Tribunal Administratif de Rouen — Décision N° TA76-2501625

vendredi 3 octobre 2025

JuridictionTribunal Administratif de Rouen
SectionTribunal Administratif de Rouen
N° DossierTA76-2501625
TypeDécision
RecoursExcès de pouvoir
PublicationC
Formation4 ème Chambre
Avocat requérantSYLVAIN BOUCHON

Résumé IA

Le Tribunal Administratif de Rouen a annulé la décision du 25 mars 2025 par laquelle le président du conseil départemental de la Seine-Maritime a retiré l'agrément d'accueillante familiale de Mme B.... La solution retenue est fondée sur l'insuffisance de motivation en fait de la décision, en méconnaissance des articles L. 211-2 et L. 211-5 du code des relations entre le public et l'administration.
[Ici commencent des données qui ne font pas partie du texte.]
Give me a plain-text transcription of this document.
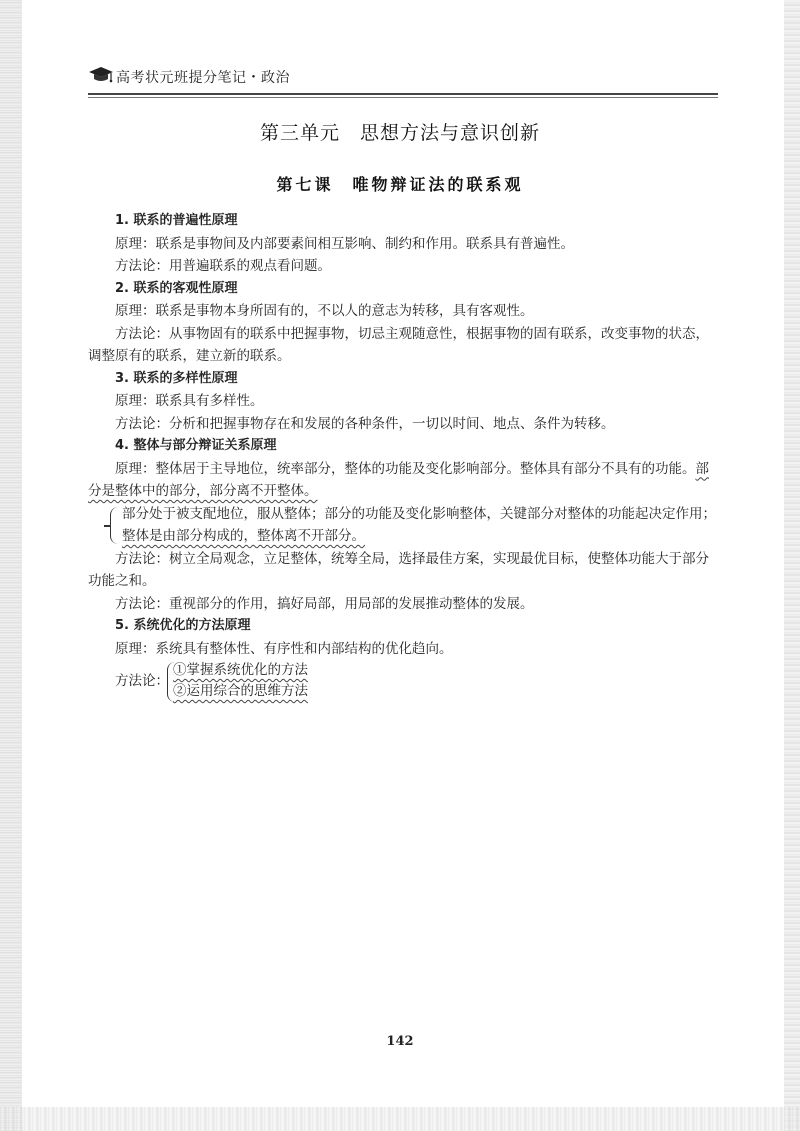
高考状元班提分笔记・政治
第三单元　思想方法与意识创新
第七课　唯物辩证法的联系观

1. 联系的普遍性原理

原理：联系是事物间及内部要素间相互影响、制约和作用。联系具有普遍性。

方法论：用普遍联系的观点看问题。

2. 联系的客观性原理

原理：联系是事物本身所固有的，不以人的意志为转移，具有客观性。

方法论：从事物固有的联系中把握事物，切忌主观随意性，根据事物的固有联系，改变事物的状态，调整原有的联系，建立新的联系。

3. 联系的多样性原理

原理：联系具有多样性。

方法论：分析和把握事物存在和发展的各种条件，一切以时间、地点、条件为转移。

4. 整体与部分辩证关系原理

原理：整体居于主导地位，统率部分，整体的功能及变化影响部分。整体具有部分不具有的功能。部分是整体中的部分，部分离不开整体。

部分处于被支配地位，服从整体；部分的功能及变化影响整体，关键部分对整体的功能起决定作用；

整体是由部分构成的，整体离不开部分。

方法论：树立全局观念，立足整体，统筹全局，选择最佳方案，实现最优目标，使整体功能大于部分功能之和。

方法论：重视部分的作用，搞好局部，用局部的发展推动整体的发展。

5. 系统优化的方法原理

原理：系统具有整体性、有序性和内部结构的优化趋向。

方法论：
①掌握系统优化的方法
②运用综合的思维方法
142
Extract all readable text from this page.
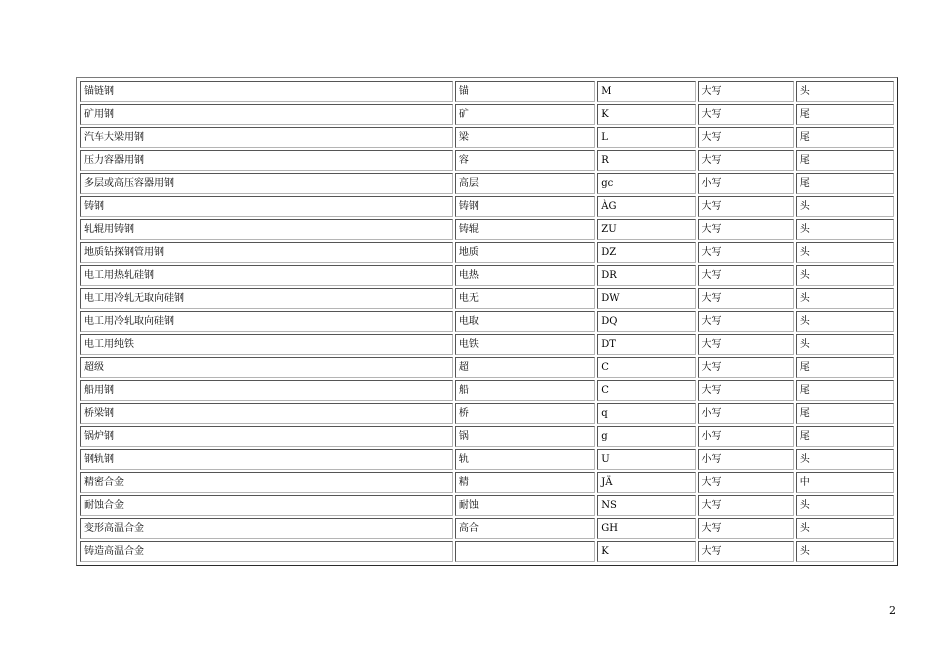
锚链钢	锚	M	大写	头
矿用钢	矿	K	大写	尾
汽车大梁用钢	梁	L	大写	尾
压力容器用钢	容	R	大写	尾
多层或高压容器用钢	高层	gc	小写	尾
铸钢	铸钢	ÀG	大写	头
轧辊用铸钢	铸辊	ZU	大写	头
地质钻探钢管用钢	地质	DZ	大写	头
电工用热轧硅钢	电热	DR	大写	头
电工用冷轧无取向硅钢	电无	DW	大写	头
电工用冷轧取向硅钢	电取	DQ	大写	头
电工用纯铁	电铁	DT	大写	头
超级	超	C	大写	尾
船用钢	船	C	大写	尾
桥梁钢	桥	q	小写	尾
锅炉钢	锅	g	小写	尾
钢轨钢	轨	U	小写	头
精密合金	精	JÄ	大写	中
耐蚀合金	耐蚀	NS	大写	头
变形高温合金	高合	GH	大写	头
铸造高温合金		K	大写	头
2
Le tribunal a jugé que la décision se bornait à citer des dispositions générales sans préciser les manquements concrets reprochés à l'intéressée.

Texte intégral

Vu la procédure suivante :

Par une requête, enregistrée le 4 avril 2025, Mme A... B..., représentée par Me Bouchon, demande au tribunal :

1°) d’annuler la décision du 25 mars 2025 par laquelle le président du conseil départemental de la Seine-Maritime a retiré son agrément d’accueillante familiale ;

2°) d’enjoindre au conseil départemental de la Seine-Maritime de réexaminer sa situation ;

3°) de mettre à la charge du département de la Seine-Maritime la somme de 2 000 euros au titre de l’article L. 761-1 du code de justice administrative.

Elle soutient que la décision attaquée :

- est insuffisamment motivée en fait ;
- est entachée d’un vice de procédure dès lors que la convocation qui lui a été adressée le 21 janvier 2025 à la commission consultative de retrait ne contient ni le contenu de l’injonction préalable ni les motifs de la décision envisagée, en méconnaissance des dispositions de l’article R. 441-11 du code de l’action sociale et des familles ;
- est entachée d’un vice de procédure dès lors que le délai de trois mois prévu à l’article R. 441-9 du code de l’action sociale et des familles auquel renvoie l’article L. 441-2 du même code, n’a pas été respecté ;
- est entachée d’un détournement de procédure ;
- repose sur des faits matériellement inexacts et méconnaît les articles L. 441-1 et L. 441-2 du code de l’action sociale et des familles.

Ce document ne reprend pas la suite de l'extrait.